»Brrrraaaaaasiiiiiiiil!!!«
Das »Patio Brasil« ist das modernste Einkaufszentrum der Hauptstadt Brasilia – und ein unbezahlbarer Seismograph für die Stimmung im Lande. Im Innenhof ist eine riesengroße Leinwand aufgebaut, davor liegen etwa 150 kunstlederne Würfel in den Landesfarben grün und gelb. Schon morgens läuft Fußball – selbst, wenn ein 82-jähriger Journalist irgendetwas zum Belgien-Spiel am Vortag sagt, sitzen gut drei Dutzend Menschen wie gebannt davor. Bei den Spielen ist dann kein Halten mehr, die wenigen Brasilianer, die jetzt trotzdem noch einkaufen wollen, müssen sich mühsam an der Fußballcommunity vorbeidrücken.
Beim Spiel Argentinien gegen die Schweiz kam ich Mitte der zweiten Halbzeit dazu, ich hatte vorher live im Stadion nebenan zu tun gehabt. Wie die Sympathien der Leute verteilt waren, war zunächst schwer zu ergründen. Bei vergebenen Torchancen beider Mannschaften gab es ein lautes Raunen. Als Xherdan Shaqiri den Schiedsrichter anmaulte, weil der bei einem Pass im Weg gestanden hatte, lachte die halbe Mall. Doch das war`s. Lediglich die beiden Schweizer und die acht argentinischen Fans in ihren Trikots fieberten lautstark mit.

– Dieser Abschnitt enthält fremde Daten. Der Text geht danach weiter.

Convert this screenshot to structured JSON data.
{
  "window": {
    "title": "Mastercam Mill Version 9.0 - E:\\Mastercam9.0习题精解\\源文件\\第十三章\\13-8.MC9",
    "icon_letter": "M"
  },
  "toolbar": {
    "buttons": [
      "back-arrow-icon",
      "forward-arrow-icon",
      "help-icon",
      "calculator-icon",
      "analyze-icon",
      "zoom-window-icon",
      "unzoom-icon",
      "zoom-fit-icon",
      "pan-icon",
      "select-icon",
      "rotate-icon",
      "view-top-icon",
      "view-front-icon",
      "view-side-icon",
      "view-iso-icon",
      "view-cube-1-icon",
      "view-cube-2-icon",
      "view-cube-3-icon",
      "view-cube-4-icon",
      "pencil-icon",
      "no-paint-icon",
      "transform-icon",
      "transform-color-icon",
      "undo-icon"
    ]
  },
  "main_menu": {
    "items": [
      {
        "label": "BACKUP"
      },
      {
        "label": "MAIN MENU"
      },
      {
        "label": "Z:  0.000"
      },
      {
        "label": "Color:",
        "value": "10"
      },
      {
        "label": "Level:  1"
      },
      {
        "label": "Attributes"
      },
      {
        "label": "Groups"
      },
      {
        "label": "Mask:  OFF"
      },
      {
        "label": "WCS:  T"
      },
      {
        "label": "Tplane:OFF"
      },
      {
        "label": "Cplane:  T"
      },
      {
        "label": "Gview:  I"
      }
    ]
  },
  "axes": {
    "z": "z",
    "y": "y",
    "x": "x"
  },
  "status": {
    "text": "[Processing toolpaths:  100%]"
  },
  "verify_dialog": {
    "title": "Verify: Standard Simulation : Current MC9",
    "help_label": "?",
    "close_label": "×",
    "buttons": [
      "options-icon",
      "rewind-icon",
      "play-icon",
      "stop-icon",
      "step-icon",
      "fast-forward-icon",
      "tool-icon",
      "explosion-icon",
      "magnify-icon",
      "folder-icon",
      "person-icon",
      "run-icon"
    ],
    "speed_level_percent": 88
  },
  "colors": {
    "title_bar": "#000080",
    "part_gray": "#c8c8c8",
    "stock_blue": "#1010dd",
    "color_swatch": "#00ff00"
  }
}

Doch dann kam die 118. Minute und Angel di Maria erzielte den Siegtreffer der Argentinier. Nun brach die Hölle los: Acht Menschen mit blau-weißen Trikots lagen sich in den Armen und 300 Brasilianer buhten so laut, dass es noch bis an den Stadtrand zu hören gewesen sein dürfte. Schrecken bei den Gauchos und Freude bei den beiden Schweizern: Die sind ja alle für uns...
Waren sie nicht. Aber sie waren gegen Argentinien. »Wenn Argentinien gegen eine Mannschaft aus der Hölle spielen würde, wären wir für die Hölle«, erklärte mir ein älterer Herr im Brasilien-Trikot. Und man wisse ja wohl, was das für so ein christliches Land wie Brasilien bedeute.
Aber ja. Warum das so ist? Nun, da wäre natürlich die fußballerische Rivalität zwischen zwei Riesen im Weltfußball, die eine (kleine) gemeinsame Grenze haben. Und da wäre die Macht der Vorurteile: Kurz gesagt haben Argentinier in Brasilien ein Image wie die Niederländer in Frankreich (kommen im Wohnwagen hierher und haben den Kofferraum voller Einkäufe aus der Heimat) UND wie die Engländer auf Mallorca (trinken noch mehr als die Deutschen und schlagen gerne zu).
Ob da etwas dran ist? Der in Rio lebende Anthropologe Martin Curi wird deutlich: »Na klar, genau wie alle Franzosen mit Baguette unterm Arm zur Arbeit gehen und Mexikaner auf dem Esel ins Stadion.«
Am Samstagabend trafen hier in Brasilia die Argentinier auf Belgien, seit Montag kamen jeden Tag ein paar hundert Argentinier mehr in die Stadt. Zu befürchten hatten sie hier nichts, aber sie mussten damit leben, dass ihnen die Leute hinterherschauen, wenn sie durch die Straßen ziehen. Mal skeptisch, mal spöttisch. Hauptverkehrsstraßen, das haben sie schnell gelernt, sind allerdings zu meiden. Zumindest wenn man ein Trikot der »Albiceleste« trägt. In jedem dritten Auto werden die Scheiben runtergekurbelt und einer brüllt heraus: »Brrrraaaaaasiiiiiiiil!!!«
Nach dem 1:0-Sieg Argentiniens gegen Belgien, war es dann merklich leiser in der Hauptstadt. Kein Wunder, es waren angeblich 100.000 argentinische Fans in der Stadt.